Oxide interface reconfiguration. Scanning transmission electron microscopy–electron energy-loss spectroscopy (STEM-EELS) composition maps of LaFeO₃ grown on SrTiO₃ with a SrO termination (left) and that of LaFeO₃ grown on a SrTiO₃ substrate with a TiO₂ termination (right) are nearly identical and show that both have LaO/TiO₂ interfaces. (Center) Illustration showing how the exchange of lanthanum and strontium atoms across the interface (dashed box) could induce the observed transformation of the FeO₂/SrO interface. Green = lanthanum, magenta = strontium, blue = iron, cyan = titanium, and red = oxygen atoms. Credit: Steven Spurgeon, Pacific Northwest National Laboratory.

Why is the LaO/TiO₂ interface more stable than the FeO₂/SrO interface? According to the simulations, the key lies in the first film layer deposited on the substrate. Deposition of lanthanum leads to an ordered, stoichiometric configuration.
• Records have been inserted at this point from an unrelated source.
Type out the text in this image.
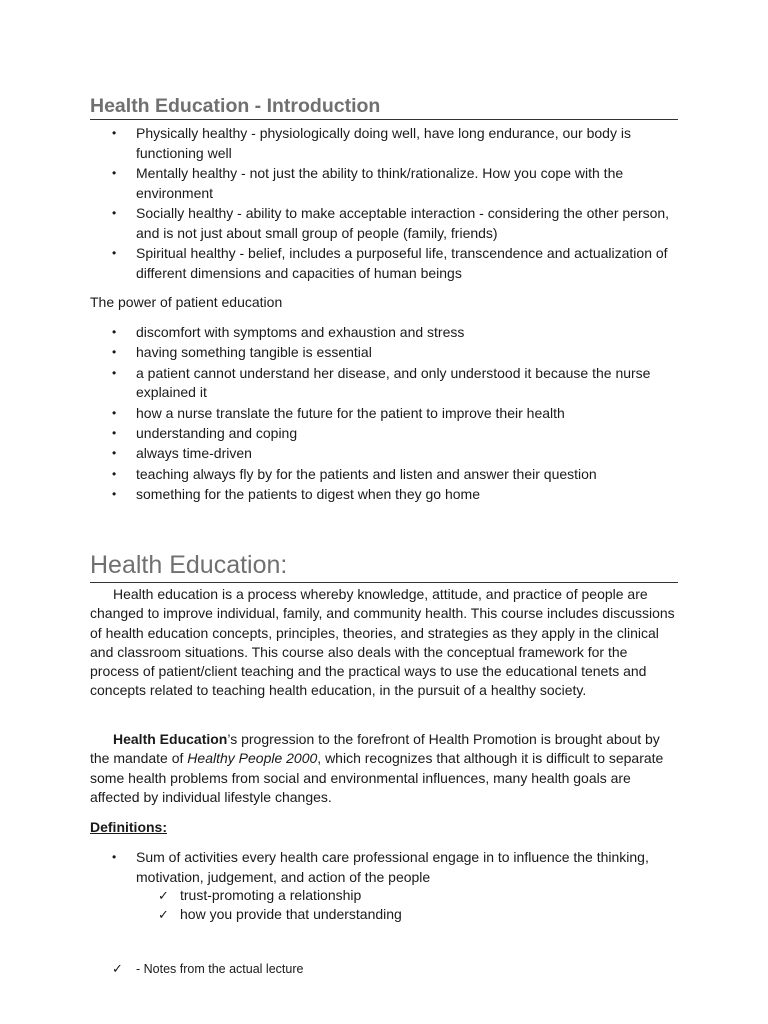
Health Education - Introduction
• Physically healthy - physiologically doing well, have long endurance, our body is functioning well
• Mentally healthy - not just the ability to think/rationalize. How you cope with the environment
• Socially healthy - ability to make acceptable interaction - considering the other person, and is not just about small group of people (family, friends)
• Spiritual healthy - belief, includes a purposeful life, transcendence and actualization of different dimensions and capacities of human beings
The power of patient education
• discomfort with symptoms and exhaustion and stress
• having something tangible is essential
• a patient cannot understand her disease, and only understood it because the nurse explained it
• how a nurse translate the future for the patient to improve their health
• understanding and coping
• always time-driven
• teaching always fly by for the patients and listen and answer their question
• something for the patients to digest when they go home
Health Education:

Health education is a process whereby knowledge, attitude, and practice of people are changed to improve individual, family, and community health. This course includes discussions of health education concepts, principles, theories, and strategies as they apply in the clinical and classroom situations. This course also deals with the conceptual framework for the process of patient/client teaching and the practical ways to use the educational tenets and concepts related to teaching health education, in the pursuit of a healthy society.

Health Education’s progression to the forefront of Health Promotion is brought about by the mandate of Healthy People 2000, which recognizes that although it is difficult to separate some health problems from social and environmental influences, many health goals are affected by individual lifestyle changes.

Definitions:
• Sum of activities every health care professional engage in to influence the thinking, motivation, judgement, and action of the people
✓ trust-promoting a relationship
✓ how you provide that understanding
✓ - Notes from the actual lecture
However, under the experimental conditions, iron deposition results in a Fe₂O₃ plane with oxygen vacancies that can enable cation movement. This instability can ultimately convert the interface to an entirely different structure through a process called dynamic layer rearrangement. The PNNL team’s simulations showed that this rearrangement can occur through several pathways, most likely the exchange of lanthanum and strontium atoms.

Spurgeon sums up, “Understanding growth dynamics will help us more precisely control and engineer the band offset in the LaFeO₃/SrTiO₃ system, which in turn will give us better control over electron–hole pair behavior in photoactive devices. Our group also plans to explore dynamic control of flux in more detail to see what other interesting interface configurations and structures we can unlock.”